New York is one of the great walking cities, and a little cold weather makes for a brisk stride. Hot weather bakes poisons out of the bricks, but a crisp evening dulls the smells and sharpens the ear for the passing conversations, always a random joy in this polyglot city.

I am walking uptown to visit an old friend, up through Central Park to the Dakota and beyond. She has lived in the same flat on the upper west side for nearly forty years, now rich with stored experience on the walls and bookshelves. Never in the best of health, old age is catching up with her fast. They call it Parkinson’s, but that’s a diagnosis of exclusion, so who really knows? She says she’s dying of other people’s deaths – starting with her mother some decade ago.

What’s so difficult is that this woman did live a life of the mind – a former editor for Simon & Schuster who had her hand in many books – and the she loses the mind-thread now too easily. She is still in many ways the same person, but in other ways is slipping away. And when she loses the thread, she is wandering the Labyrinth, but she doesn’t mind as much as I do, she just picks up the next one to hand. But I miss her, and her ability to follow the thread, often leading me out with the strength of her reasoning. Now she neither leads nor wishes to be led; she wishes to be left alone and not pushed.

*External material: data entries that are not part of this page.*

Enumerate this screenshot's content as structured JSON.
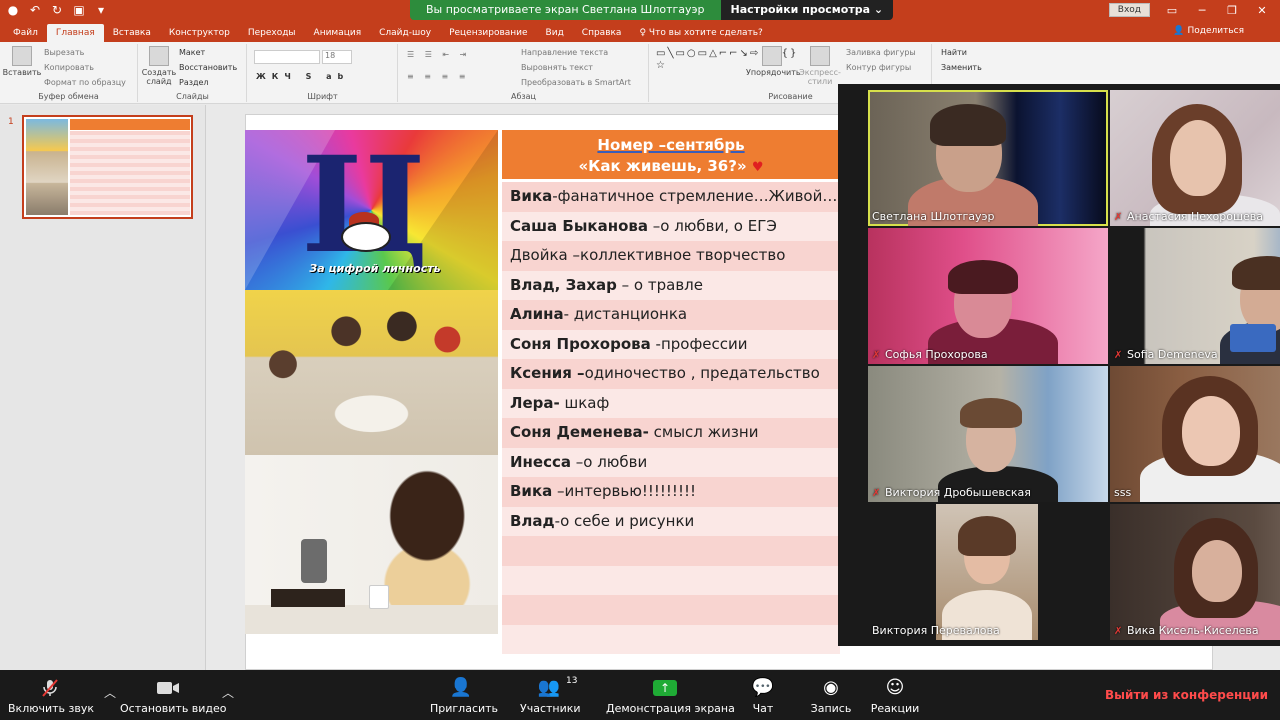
{
  "titlebar": {
    "banner_text": "Вы просматриваете экран Светлана Шлотгауэр",
    "view_options": "Настройки просмотра ⌄",
    "signin": "Вход"
  },
  "ribbon": {
    "tabs": [
      "Файл",
      "Главная",
      "Вставка",
      "Конструктор",
      "Переходы",
      "Анимация",
      "Слайд-шоу",
      "Рецензирование",
      "Вид",
      "Справка"
    ],
    "search": "Что вы хотите сделать?",
    "share": "Поделиться",
    "paste": "Вставить",
    "cut": "Вырезать",
    "copy": "Копировать",
    "format_painter": "Формат по образцу",
    "clipboard": "Буфер обмена",
    "new_slide": "Создать слайд",
    "layout": "Макет",
    "reset": "Восстановить",
    "section": "Раздел",
    "slides_group": "Слайды",
    "font_group": "Шрифт",
    "font_size": "18",
    "text_direction": "Направление текста",
    "align_text": "Выровнять текст",
    "smartart": "Преобразовать в SmartArt",
    "paragraph_group": "Абзац",
    "arrange": "Упорядочить",
    "quick_styles": "Экспресс-стили",
    "shape_fill": "Заливка фигуры",
    "shape_outline": "Контур фигуры",
    "drawing_group": "Рисование",
    "find": "Найти",
    "replace": "Заменить"
  },
  "slide_panel": {
    "slide_number": "1"
  },
  "slide": {
    "logo_letter": "Ц",
    "logo_caption": "За цифрой личность",
    "header_line1": "Номер –сентябрь",
    "header_line2": "«Как живешь, 36?»",
    "heart": "♥",
    "rows": [
      {
        "bold": "Вика",
        "text": "-фанатичное стремление…Живой…"
      },
      {
        "bold": "Саша Быканова",
        "text": " –о любви, о ЕГЭ"
      },
      {
        "bold": "",
        "text": "Двойка –коллективное творчество"
      },
      {
        "bold": "Влад, Захар",
        "text": " – о травле"
      },
      {
        "bold": "Алина",
        "text": "- дистанционка"
      },
      {
        "bold": "Соня Прохорова",
        "text": " -профессии"
      },
      {
        "bold": "Ксения –",
        "text": "одиночество , предательство"
      },
      {
        "bold": "Лера-",
        "text": " шкаф"
      },
      {
        "bold": "Соня Деменева-",
        "text": " смысл жизни"
      },
      {
        "bold": "Инесса",
        "text": " –о любви"
      },
      {
        "bold": "Вика",
        "text": " –интервью!!!!!!!!!"
      },
      {
        "bold": "Влад",
        "text": "-о себе и рисунки"
      },
      {
        "bold": "",
        "text": ""
      },
      {
        "bold": "",
        "text": ""
      },
      {
        "bold": "",
        "text": ""
      },
      {
        "bold": "",
        "text": ""
      }
    ]
  },
  "gallery": {
    "participants": [
      {
        "name": "Светлана Шлотгауэр",
        "muted": false
      },
      {
        "name": "Анастасия Нехорошева",
        "muted": true
      },
      {
        "name": "Софья Прохорова",
        "muted": true
      },
      {
        "name": "Sofia Demeneva",
        "muted": true
      },
      {
        "name": "Виктория Дробышевская",
        "muted": true
      },
      {
        "name": "sss",
        "muted": false
      },
      {
        "name": "Виктория Перевалова",
        "muted": false
      },
      {
        "name": "Вика Кисель-Киселева",
        "muted": true
      }
    ]
  },
  "zoombar": {
    "unmute": "Включить звук",
    "stop_video": "Остановить видео",
    "invite": "Пригласить",
    "participants": "Участники",
    "participants_count": "13",
    "share_screen": "Демонстрация экрана",
    "chat": "Чат",
    "record": "Запись",
    "reactions": "Реакции",
    "leave": "Выйти из конференции"
  }
}
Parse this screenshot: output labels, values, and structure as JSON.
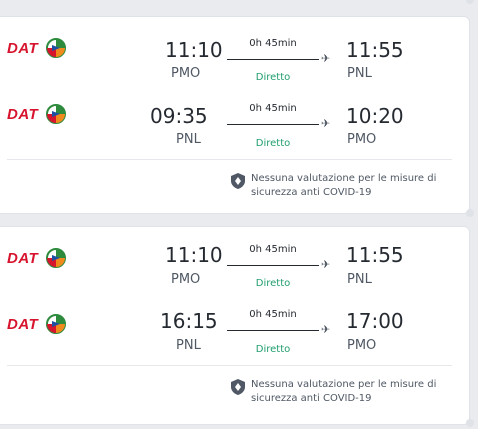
{
  "itineraries": [
    {
      "legs": [
        {
          "airline": "DAT",
          "dep_time": "11:10",
          "dep_code": "PMO",
          "duration": "0h 45min",
          "stops": "Diretto",
          "arr_time": "11:55",
          "arr_code": "PNL"
        },
        {
          "airline": "DAT",
          "dep_time": "09:35",
          "dep_code": "PNL",
          "duration": "0h 45min",
          "stops": "Diretto",
          "arr_time": "10:20",
          "arr_code": "PMO"
        }
      ],
      "covid_note": [
        "Nessuna valutazione per le misure di",
        "sicurezza anti COVID-19"
      ]
    },
    {
      "legs": [
        {
          "airline": "DAT",
          "dep_time": "11:10",
          "dep_code": "PMO",
          "duration": "0h 45min",
          "stops": "Diretto",
          "arr_time": "11:55",
          "arr_code": "PNL"
        },
        {
          "airline": "DAT",
          "dep_time": "16:15",
          "dep_code": "PNL",
          "duration": "0h 45min",
          "stops": "Diretto",
          "arr_time": "17:00",
          "arr_code": "PMO"
        }
      ],
      "covid_note": [
        "Nessuna valutazione per le misure di",
        "sicurezza anti COVID-19"
      ]
    }
  ],
  "colors": {
    "airline_red": "#d7142d",
    "direct_green": "#1f9e6e",
    "text_dark": "#252a31",
    "text_muted": "#4f5864"
  },
  "icons": {
    "airline_logo": "dat-logo-icon",
    "plane": "plane-icon",
    "shield": "shield-icon"
  }
}
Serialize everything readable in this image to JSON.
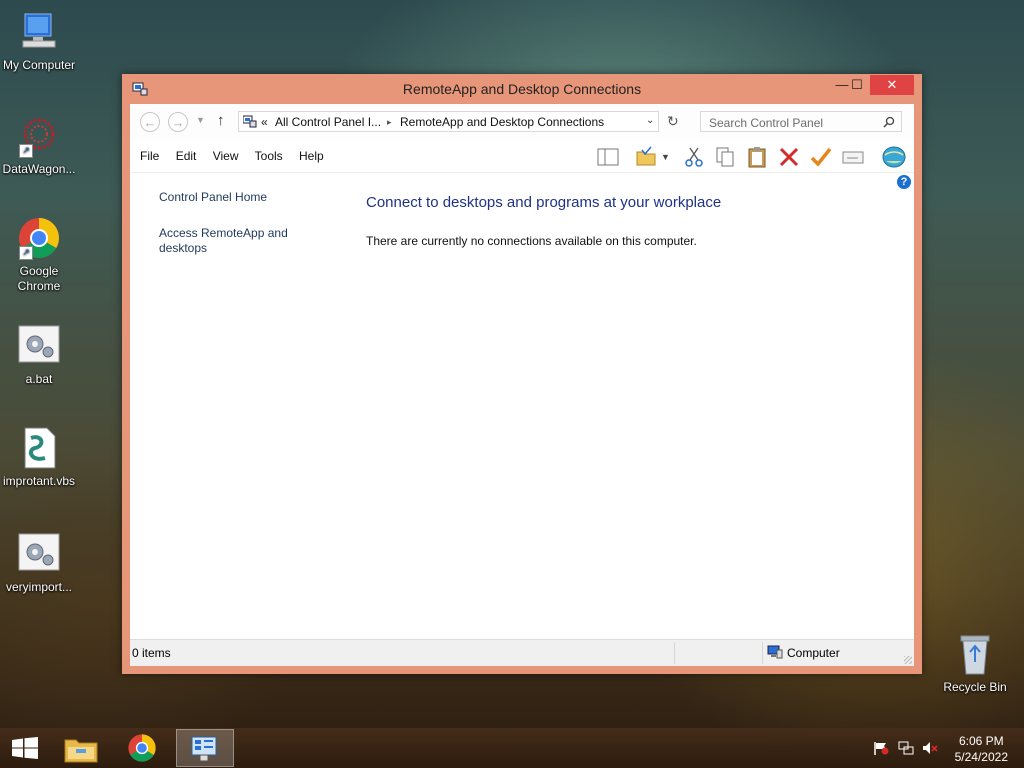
{
  "desktop": {
    "icons": [
      {
        "label": "My Computer"
      },
      {
        "label": "DataWagon..."
      },
      {
        "label": "Google Chrome"
      },
      {
        "label": "a.bat"
      },
      {
        "label": "improtant.vbs"
      },
      {
        "label": "veryimport..."
      },
      {
        "label": "Recycle Bin"
      }
    ]
  },
  "window": {
    "title": "RemoteApp and Desktop Connections",
    "controls": {
      "minimize": "—",
      "maximize": "☐",
      "close": "✕"
    },
    "address": {
      "chevron": "«",
      "crumb1": "All Control Panel I...",
      "separator": "▸",
      "crumb2": "RemoteApp and Desktop Connections"
    },
    "search": {
      "placeholder": "Search Control Panel"
    },
    "menu": [
      "File",
      "Edit",
      "View",
      "Tools",
      "Help"
    ],
    "sidebar": {
      "home": "Control Panel Home",
      "access": "Access RemoteApp and desktops"
    },
    "content": {
      "heading": "Connect to desktops and programs at your workplace",
      "message": "There are currently no connections available on this computer."
    },
    "status": {
      "items": "0 items",
      "zone": "Computer"
    }
  },
  "taskbar": {
    "time": "6:06 PM",
    "date": "5/24/2022"
  },
  "colors": {
    "window_frame": "#e8967a",
    "close_button": "#e04343",
    "heading": "#1e3287",
    "link": "#1e395b"
  }
}
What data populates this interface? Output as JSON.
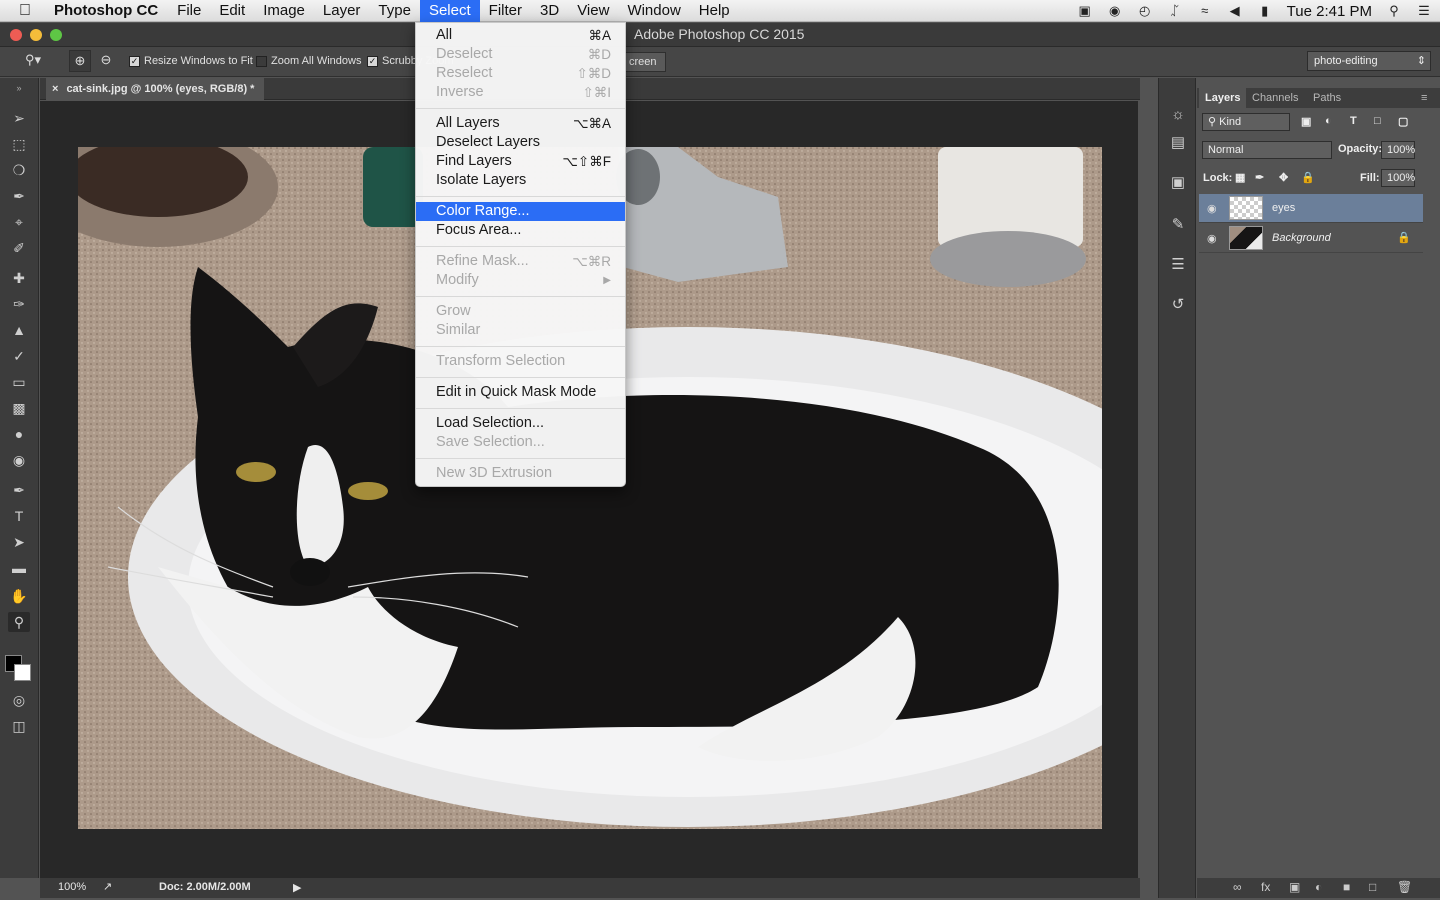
{
  "menubar": {
    "app": "Photoshop CC",
    "items": [
      "File",
      "Edit",
      "Image",
      "Layer",
      "Type",
      "Select",
      "Filter",
      "3D",
      "View",
      "Window",
      "Help"
    ],
    "active": "Select",
    "clock": "Tue 2:41 PM"
  },
  "window": {
    "title": "Adobe Photoshop CC 2015"
  },
  "options": {
    "resize_windows": "Resize Windows to Fit",
    "zoom_all": "Zoom All Windows",
    "scrubby": "Scrubby Zoom",
    "fit_screen_tail": "creen",
    "workspace": "photo-editing"
  },
  "document": {
    "tab": "cat-sink.jpg @ 100% (eyes, RGB/8) *",
    "zoom": "100%",
    "doc_size": "Doc: 2.00M/2.00M"
  },
  "layers_panel": {
    "tabs": [
      "Layers",
      "Channels",
      "Paths"
    ],
    "kind": "Kind",
    "blend_mode": "Normal",
    "opacity_label": "Opacity:",
    "opacity": "100%",
    "lock_label": "Lock:",
    "fill_label": "Fill:",
    "fill": "100%",
    "layers": [
      {
        "name": "eyes",
        "selected": true
      },
      {
        "name": "Background",
        "locked": true
      }
    ]
  },
  "select_menu": {
    "items": [
      {
        "label": "All",
        "shortcut": "⌘A",
        "enabled": true
      },
      {
        "label": "Deselect",
        "shortcut": "⌘D",
        "enabled": false
      },
      {
        "label": "Reselect",
        "shortcut": "⇧⌘D",
        "enabled": false
      },
      {
        "label": "Inverse",
        "shortcut": "⇧⌘I",
        "enabled": false
      },
      {
        "label": "All Layers",
        "shortcut": "⌥⌘A",
        "enabled": true
      },
      {
        "label": "Deselect Layers",
        "shortcut": "",
        "enabled": true
      },
      {
        "label": "Find Layers",
        "shortcut": "⌥⇧⌘F",
        "enabled": true
      },
      {
        "label": "Isolate Layers",
        "shortcut": "",
        "enabled": true
      },
      {
        "label": "Color Range...",
        "shortcut": "",
        "enabled": true,
        "highlighted": true
      },
      {
        "label": "Focus Area...",
        "shortcut": "",
        "enabled": true
      },
      {
        "label": "Refine Mask...",
        "shortcut": "⌥⌘R",
        "enabled": false
      },
      {
        "label": "Modify",
        "shortcut": "▶",
        "enabled": false
      },
      {
        "label": "Grow",
        "shortcut": "",
        "enabled": false
      },
      {
        "label": "Similar",
        "shortcut": "",
        "enabled": false
      },
      {
        "label": "Transform Selection",
        "shortcut": "",
        "enabled": false
      },
      {
        "label": "Edit in Quick Mask Mode",
        "shortcut": "",
        "enabled": true
      },
      {
        "label": "Load Selection...",
        "shortcut": "",
        "enabled": true
      },
      {
        "label": "Save Selection...",
        "shortcut": "",
        "enabled": false
      },
      {
        "label": "New 3D Extrusion",
        "shortcut": "",
        "enabled": false
      }
    ]
  },
  "colors": {
    "accent": "#2b6df5",
    "selected_layer": "#6b7f9a"
  }
}
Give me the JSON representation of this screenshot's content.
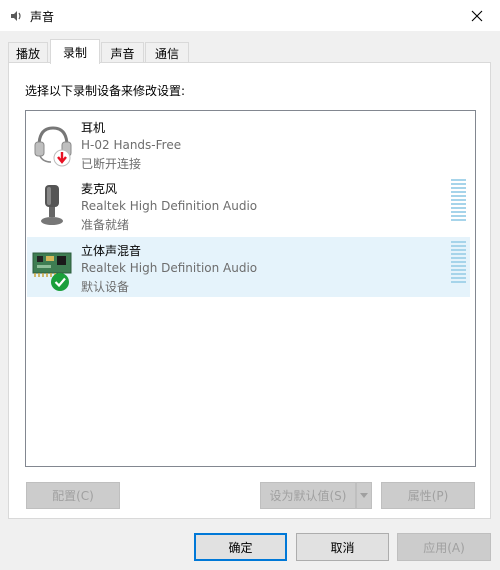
{
  "window": {
    "title": "声音"
  },
  "tabs": [
    {
      "label": "播放",
      "active": false
    },
    {
      "label": "录制",
      "active": true
    },
    {
      "label": "声音",
      "active": false
    },
    {
      "label": "通信",
      "active": false
    }
  ],
  "recording": {
    "instruction": "选择以下录制设备来修改设置:",
    "devices": [
      {
        "name": "耳机",
        "description": "H-02 Hands-Free",
        "status": "已断开连接",
        "icon": "headset-disconnected-icon",
        "selected": false
      },
      {
        "name": "麦克风",
        "description": "Realtek High Definition Audio",
        "status": "准备就绪",
        "icon": "microphone-icon",
        "selected": false
      },
      {
        "name": "立体声混音",
        "description": "Realtek High Definition Audio",
        "status": "默认设备",
        "icon": "sound-card-default-icon",
        "selected": true
      }
    ],
    "buttons": {
      "configure": "配置(C)",
      "set_default": "设为默认值(S)",
      "properties": "属性(P)"
    }
  },
  "footer": {
    "ok": "确定",
    "cancel": "取消",
    "apply": "应用(A)"
  },
  "colors": {
    "accent": "#0078d7",
    "selected_row": "#e5f3fb",
    "meter": "#a6d4ea",
    "default_check": "#1a9f3b",
    "disconnected_arrow": "#e81123"
  }
}
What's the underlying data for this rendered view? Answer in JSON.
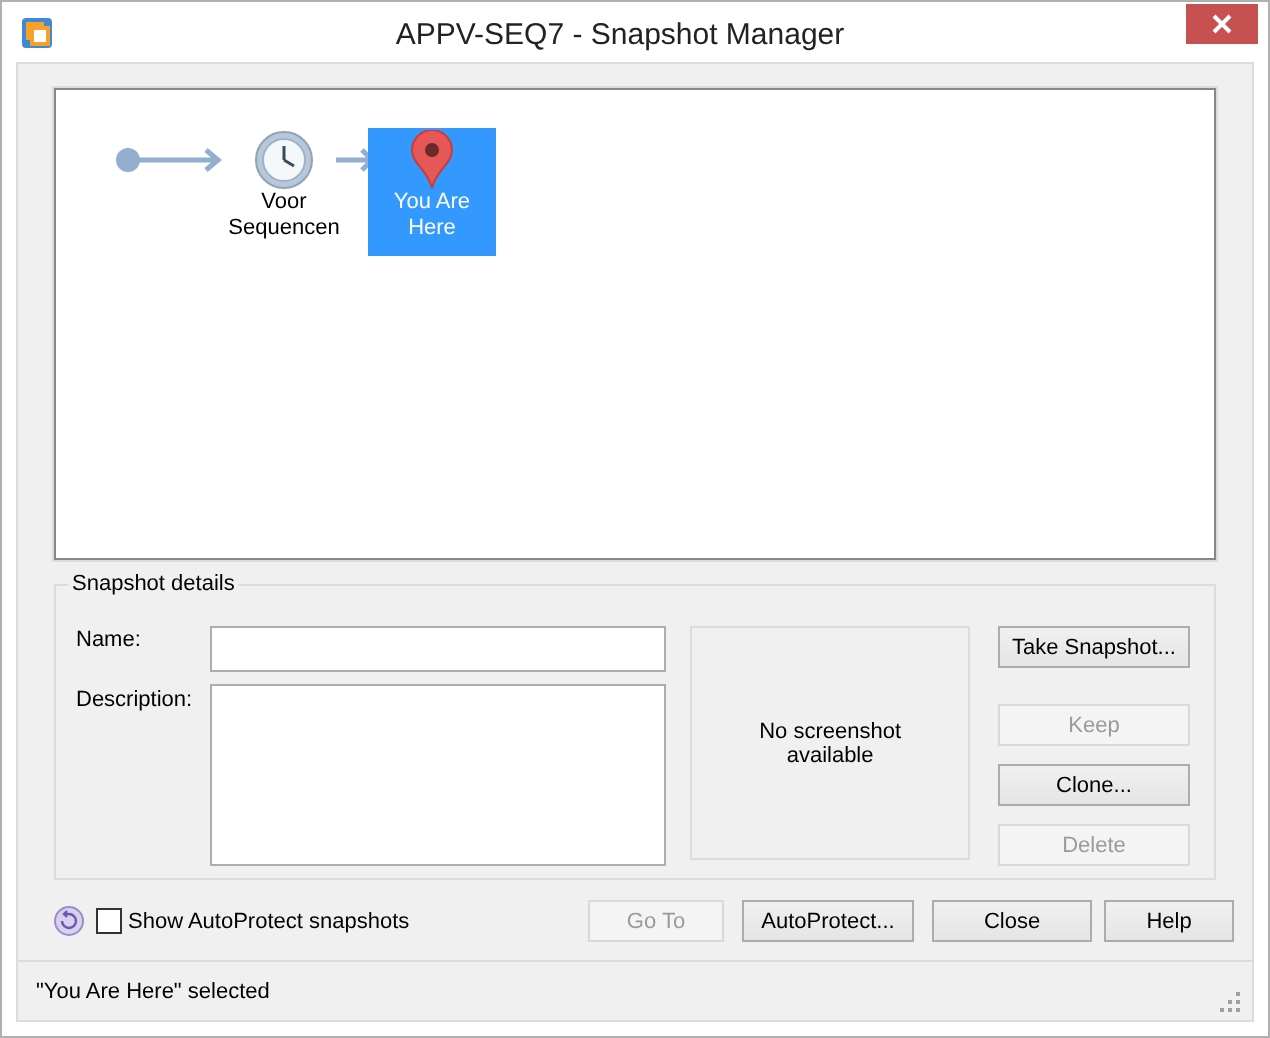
{
  "window": {
    "title": "APPV-SEQ7 - Snapshot Manager"
  },
  "diagram": {
    "nodes": [
      {
        "kind": "start"
      },
      {
        "kind": "snapshot",
        "label": "Voor Sequencen",
        "selected": false
      },
      {
        "kind": "current",
        "label": "You Are Here",
        "selected": true
      }
    ]
  },
  "details": {
    "title": "Snapshot details",
    "name_label": "Name:",
    "description_label": "Description:",
    "preview_text": "No screenshot available",
    "buttons": [
      {
        "label": "Take Snapshot...",
        "disabled": false
      },
      {
        "label": "Keep",
        "disabled": true
      },
      {
        "label": "Clone...",
        "disabled": false
      },
      {
        "label": "Delete",
        "disabled": true
      }
    ]
  },
  "autoprotect": {
    "label": "Show AutoProtect snapshots",
    "checked": false
  },
  "buttons": [
    {
      "label": "Go To",
      "disabled": true
    },
    {
      "label": "AutoProtect...",
      "disabled": false
    },
    {
      "label": "Close",
      "disabled": false
    },
    {
      "label": "Help",
      "disabled": false
    }
  ],
  "status_bar": {
    "text": "\"You Are Here\" selected"
  }
}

Very, well, I get up to leave. She doesn’t look as bad as I feared before coming. The loss of mind’s edge is less disturbing to me than the loss of her desire to stay on her mind’s sharp edge. I can imagine failing, but it’s hard to imagine accepting it when it comes. Maybe I will. Maybe I have! Perish the thought. But she has gone over the edge, and is trying to come to terms with it. Right now that coming to terms is comprised of a radical, biting acceptance, and rejection of the struggle to understand, to grasp the nettle of thought. I cannot make her, nor do I wish to, but I am sorry that she is so determined not to make the effort.

Calls Hamlet to mind:

Oh, what a noble mind is here o’erthrown!—

The courtier’s, soldier’s, scholar’s, eye, tongue, sword,

Th’ expectancy and rose of the fair state,

The glass of fashion and the mould of form,

Th’ observed of all observers, quite, quite down!

And I, of ladies most deject and wretched,

That sucked the honey of his music vows,

Now see that noble and most sovereign reason

Like sweet bells jangled, out of tune and harsh;

That unmatched form and feature of blown youth

Blasted with ecstasy. Oh, woe is me,

T’ have seen what I have seen, see what I see!